Артемий Богданович встал из-за стола, невысок, широк, несмотря на полноту крепок телом, прочно стоит на коротких ногах, — такой вот встанет на дороге, лошадь с возом стороной обойдет.
— Ты в том виновата, — голос Артемия Богдановича отвердел, — что не настояла на своем тогда, когда нужно, не убедила меня. После драки, дружочек, кулаками не машут.
Настя сморщилась:
— Не настояла, не убедила… Ты — сила, а я кто? Ты всегда подомнешь.
— Вся и заковырка в жизни, что против силы надо идти, а с бессильным-то всяк справится. Против силы умом. Умный в гору не пойдет, умный гору обойдет. Так-то, святые слова.
Костя Неспанов, слушавший колхозного председателя с уважительным вниманием, с подавленной серьезностью, сурово заговорил:
— Подводишь ты нас, Настя. Мы на тебя большую надежду имели. Я вот хотел заметочку в районную газету послать. Вот, мол, какие у нас передовики, не бедней других в этом плане.
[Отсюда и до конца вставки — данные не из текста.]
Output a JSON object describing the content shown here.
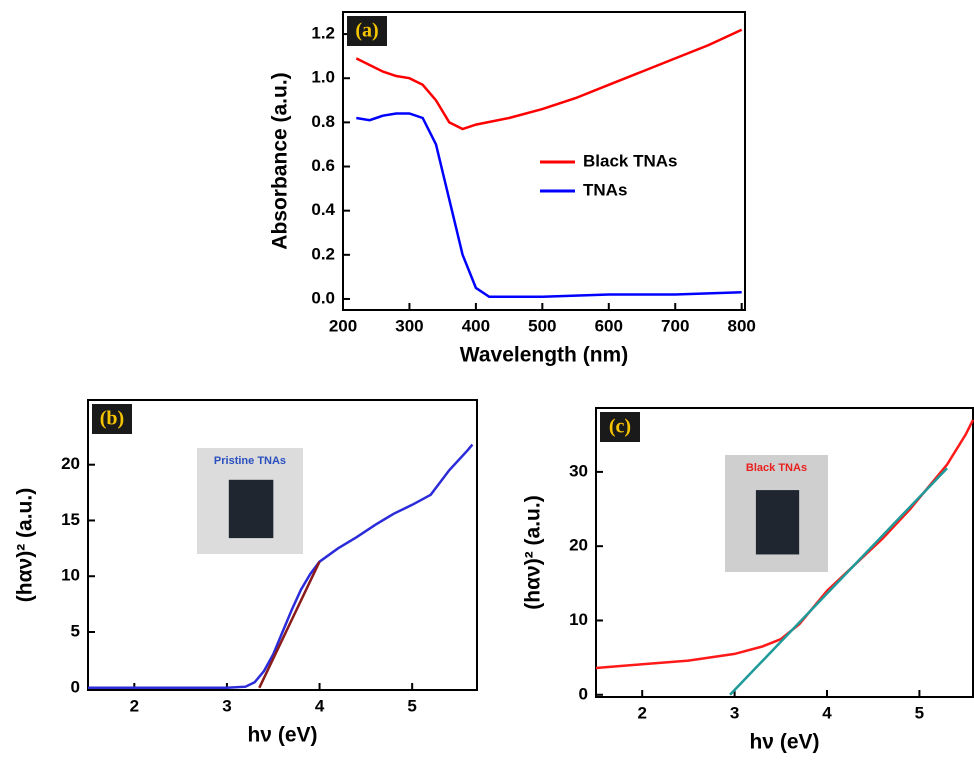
{
  "chart_data": [
    {
      "type": "line",
      "panel_label": "(a)",
      "x_label": "Wavelength (nm)",
      "y_label": "Absorbance (a.u.)",
      "xlim": [
        200,
        805
      ],
      "ylim": [
        -0.05,
        1.3
      ],
      "xticks": [
        200,
        300,
        400,
        500,
        600,
        700,
        800
      ],
      "yticks": [
        {
          "value": 0,
          "label": "0.0"
        },
        0.2,
        0.4,
        0.6,
        0.8,
        {
          "value": 1,
          "label": "1.0"
        },
        1.2
      ],
      "legend": "right",
      "series": [
        {
          "name": "Black TNAs",
          "color": "#ff0000",
          "x": [
            220,
            240,
            260,
            280,
            300,
            320,
            340,
            360,
            380,
            400,
            450,
            500,
            550,
            600,
            650,
            700,
            750,
            800
          ],
          "values": [
            1.09,
            1.06,
            1.03,
            1.01,
            1.0,
            0.97,
            0.9,
            0.8,
            0.77,
            0.79,
            0.82,
            0.86,
            0.91,
            0.97,
            1.03,
            1.09,
            1.15,
            1.22
          ]
        },
        {
          "name": "TNAs",
          "color": "#0000ff",
          "x": [
            220,
            240,
            260,
            280,
            300,
            320,
            340,
            360,
            380,
            400,
            420,
            450,
            500,
            600,
            700,
            800
          ],
          "values": [
            0.82,
            0.81,
            0.83,
            0.84,
            0.84,
            0.82,
            0.7,
            0.45,
            0.2,
            0.05,
            0.01,
            0.01,
            0.01,
            0.02,
            0.02,
            0.03
          ]
        }
      ]
    },
    {
      "type": "line",
      "panel_label": "(b)",
      "x_label": "hν (eV)",
      "y_label": "(hαν)² (a.u.)",
      "inset_label": "Pristine TNAs",
      "inset_color": "#2a4fbf",
      "xlim": [
        1.5,
        5.7
      ],
      "ylim": [
        -0.2,
        25.8
      ],
      "xticks": [
        2,
        3,
        4,
        5
      ],
      "yticks": [
        0,
        5,
        10,
        15,
        20
      ],
      "series": [
        {
          "color": "#2b2bd9",
          "x": [
            1.5,
            3.0,
            3.2,
            3.3,
            3.4,
            3.5,
            3.6,
            3.7,
            3.8,
            3.9,
            4.0,
            4.2,
            4.4,
            4.6,
            4.8,
            5.0,
            5.2,
            5.4,
            5.6,
            5.65
          ],
          "values": [
            0,
            0,
            0.1,
            0.5,
            1.5,
            3,
            5,
            7,
            8.8,
            10.2,
            11.3,
            12.5,
            13.5,
            14.6,
            15.6,
            16.4,
            17.3,
            19.5,
            21.3,
            21.8
          ]
        },
        {
          "color": "#8b1a1a",
          "x": [
            3.35,
            4.0
          ],
          "values": [
            0,
            11.3
          ]
        }
      ]
    },
    {
      "type": "line",
      "panel_label": "(c)",
      "x_label": "hν (eV)",
      "y_label": "(hαν)² (a.u.)",
      "inset_label": "Black TNAs",
      "inset_color": "#e8201e",
      "xlim": [
        1.5,
        5.58
      ],
      "ylim": [
        -0.3,
        38.6
      ],
      "xticks": [
        2,
        3,
        4,
        5
      ],
      "yticks": [
        0,
        10,
        20,
        30
      ],
      "series": [
        {
          "color": "#ff1a1a",
          "x": [
            1.5,
            2,
            2.5,
            3,
            3.3,
            3.5,
            3.7,
            4,
            4.3,
            4.6,
            4.9,
            5.1,
            5.3,
            5.5,
            5.58
          ],
          "values": [
            3.6,
            4.1,
            4.6,
            5.5,
            6.5,
            7.5,
            9.5,
            14,
            17.5,
            21,
            25,
            28,
            31,
            35,
            37
          ]
        },
        {
          "color": "#1f9a9a",
          "x": [
            2.95,
            5.3
          ],
          "values": [
            0,
            30.5
          ]
        }
      ]
    }
  ]
}
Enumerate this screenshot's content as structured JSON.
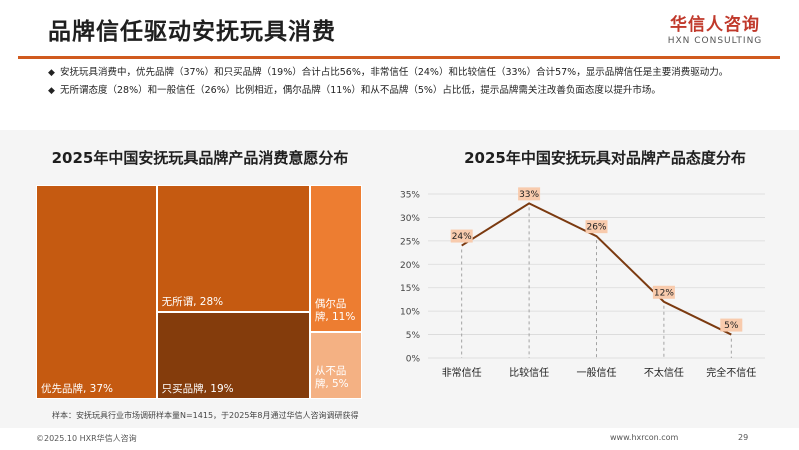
{
  "slide": {
    "title": "品牌信任驱动安抚玩具消费",
    "brand_cn": "华信人咨询",
    "brand_en": "HXN CONSULTING",
    "bullets": [
      "安抚玩具消费中，优先品牌（37%）和只买品牌（19%）合计占比56%，非常信任（24%）和比较信任（33%）合计57%，显示品牌信任是主要消费驱动力。",
      "无所谓态度（28%）和一般信任（26%）比例相近，偶尔品牌（11%）和从不品牌（5%）占比低，提示品牌需关注改善负面态度以提升市场。"
    ],
    "bullet_mark": "◆",
    "note": "样本：安抚玩具行业市场调研样本量N=1415，于2025年8月通过华信人咨询调研获得",
    "copyright": "©2025.10 HXR华信人咨询",
    "site": "www.hxrcon.com",
    "page": "29"
  },
  "colors": {
    "accent": "#d05a1e",
    "tile_main": "#c55a11",
    "tile_dark": "#843c0c",
    "tile_mid": "#ed7d31",
    "tile_light": "#f4b183",
    "line": "#7b3a10",
    "label_bg": "#f8cbad"
  },
  "chart_data": [
    {
      "type": "treemap",
      "title": "2025年中国安抚玩具品牌产品消费意愿分布",
      "items": [
        {
          "label": "优先品牌, 37%",
          "value": 37
        },
        {
          "label": "无所谓, 28%",
          "value": 28
        },
        {
          "label": "只买品牌, 19%",
          "value": 19
        },
        {
          "label": "偶尔品牌, 11%",
          "value": 11
        },
        {
          "label": "从不品牌, 5%",
          "value": 5
        }
      ]
    },
    {
      "type": "line",
      "title": "2025年中国安抚玩具对品牌产品态度分布",
      "categories": [
        "非常信任",
        "比较信任",
        "一般信任",
        "不太信任",
        "完全不信任"
      ],
      "values": [
        24,
        33,
        26,
        12,
        5
      ],
      "data_labels": [
        "24%",
        "33%",
        "26%",
        "12%",
        "5%"
      ],
      "y_ticks": [
        "0%",
        "5%",
        "10%",
        "15%",
        "20%",
        "25%",
        "30%",
        "35%"
      ],
      "ylim": [
        0,
        35
      ]
    }
  ]
}
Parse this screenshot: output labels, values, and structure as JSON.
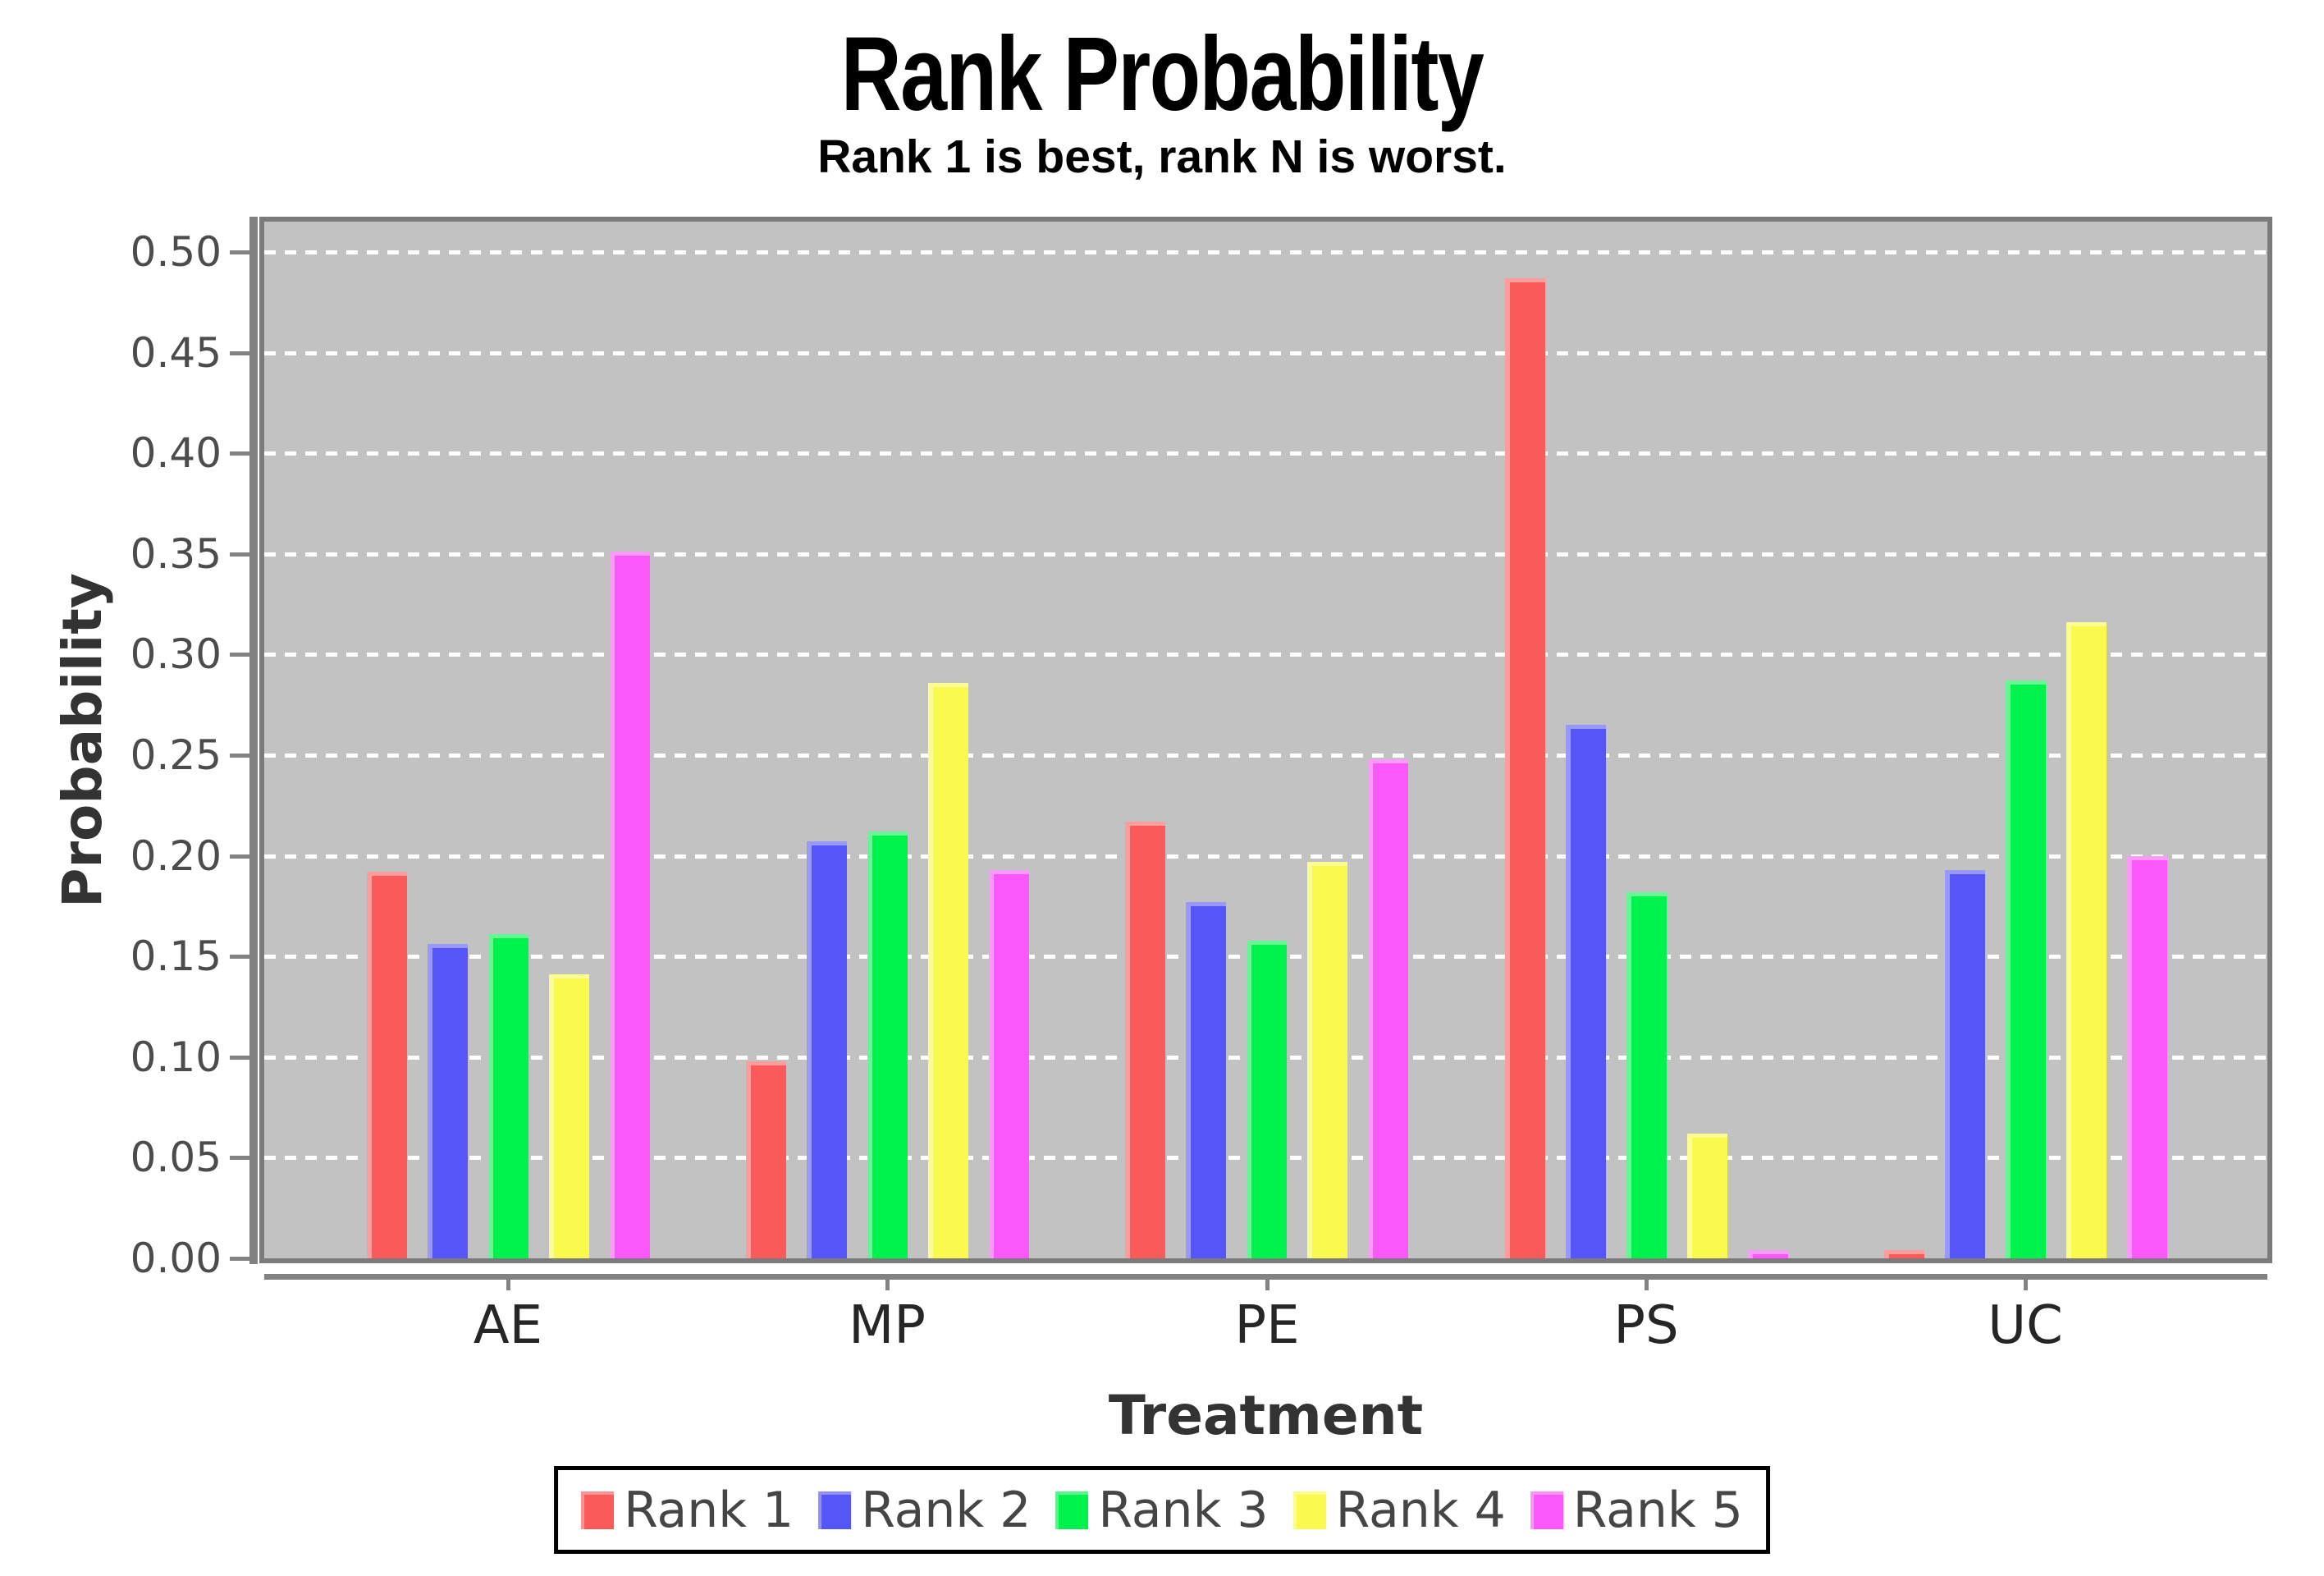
{
  "title": "Rank Probability",
  "subtitle": "Rank 1 is best, rank N is worst.",
  "axes": {
    "x_label": "Treatment",
    "y_label": "Probability"
  },
  "y_ticks": [
    "0.00",
    "0.05",
    "0.10",
    "0.15",
    "0.20",
    "0.25",
    "0.30",
    "0.35",
    "0.40",
    "0.45",
    "0.50"
  ],
  "legend": {
    "position": "bottom",
    "items": [
      "Rank 1",
      "Rank 2",
      "Rank 3",
      "Rank 4",
      "Rank 5"
    ]
  },
  "colors": {
    "plot_background": "#c2c2c2",
    "gridline": "#ffffff",
    "axis_line": "#828282",
    "frame": "#7b7b7b",
    "legend_border": "#000000"
  },
  "chart_data": {
    "type": "bar",
    "title": "Rank Probability",
    "subtitle": "Rank 1 is best, rank N is worst.",
    "xlabel": "Treatment",
    "ylabel": "Probability",
    "categories": [
      "AE",
      "MP",
      "PE",
      "PS",
      "UC"
    ],
    "series": [
      {
        "name": "Rank 1",
        "color": "#fb5a5a",
        "values": [
          0.192,
          0.098,
          0.217,
          0.487,
          0.004
        ]
      },
      {
        "name": "Rank 2",
        "color": "#5655f8",
        "values": [
          0.156,
          0.207,
          0.177,
          0.265,
          0.193
        ]
      },
      {
        "name": "Rank 3",
        "color": "#00f24d",
        "values": [
          0.161,
          0.212,
          0.158,
          0.182,
          0.287
        ]
      },
      {
        "name": "Rank 4",
        "color": "#fafa4e",
        "values": [
          0.141,
          0.286,
          0.197,
          0.062,
          0.316
        ]
      },
      {
        "name": "Rank 5",
        "color": "#fa58fa",
        "values": [
          0.351,
          0.193,
          0.248,
          0.004,
          0.2
        ]
      }
    ],
    "ylim": [
      0,
      0.5
    ],
    "ytick_step": 0.05,
    "grid": true,
    "legend_position": "bottom"
  }
}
Даже начало уже в голове шевелилось, эдакое лирическое… М-да, Настя, Настя…
В голосе его не только суровое огорчение, но и искренняя обида: подвела Настя, пропало лирическое начало.
— Эхе-хе, — вздохнул у дверей дед Исай.
— Тебе чего? — спросил его Артемий Богданович.
— Да ничего, — ответил Исай. — Говорю: кобыла-злыдня борозду криво взяла.
Артемий Богданович кивком указал Насте на кучу грязных поросят посреди кабинета:
— Бери-ка свой мешок да сваливай эту падаль.
«Умный в гору не пойдет, умный гору обойдет» — любимая присказка Артемия Богдановича.
Его выдвинули в председатели на укрупненный, разбросанный, отсталый колхоз в те дни, когда и в печати, и на собраниях, и в директивных бумажках вовсю славили торфоперегнойные горшочки.
Уже и тогда Артемий Богданович был в возрасте, отличался дородством, успел поработать в районе каким-то начальником средней руки — тертый калач, но попался, потому что всей душой наивно поверил: только торфоперегнойные горшочки могут поднять колхоз. Он с усердием, о котором сложена пословица «новая метла чище метет», перекроил посевы, пересмотрел планы, сократил должности, отставных бригадиров, замов, счетоводов заставил лепить горшочки. Их лепили колхозницы, их лепили школьники с учителями, раздобыли специальный станок и штамповали на нем — горшочки, горшочки, горшочки! Горшочками забили все склады, они стояли рядами в сельском клубе, в этих горшочках к весне капустная рассада зеленела даже на подоконнике кабинета Артемия Богдановича. Горшочки, горшочки, горшочки — залог будущего, начало изобилия!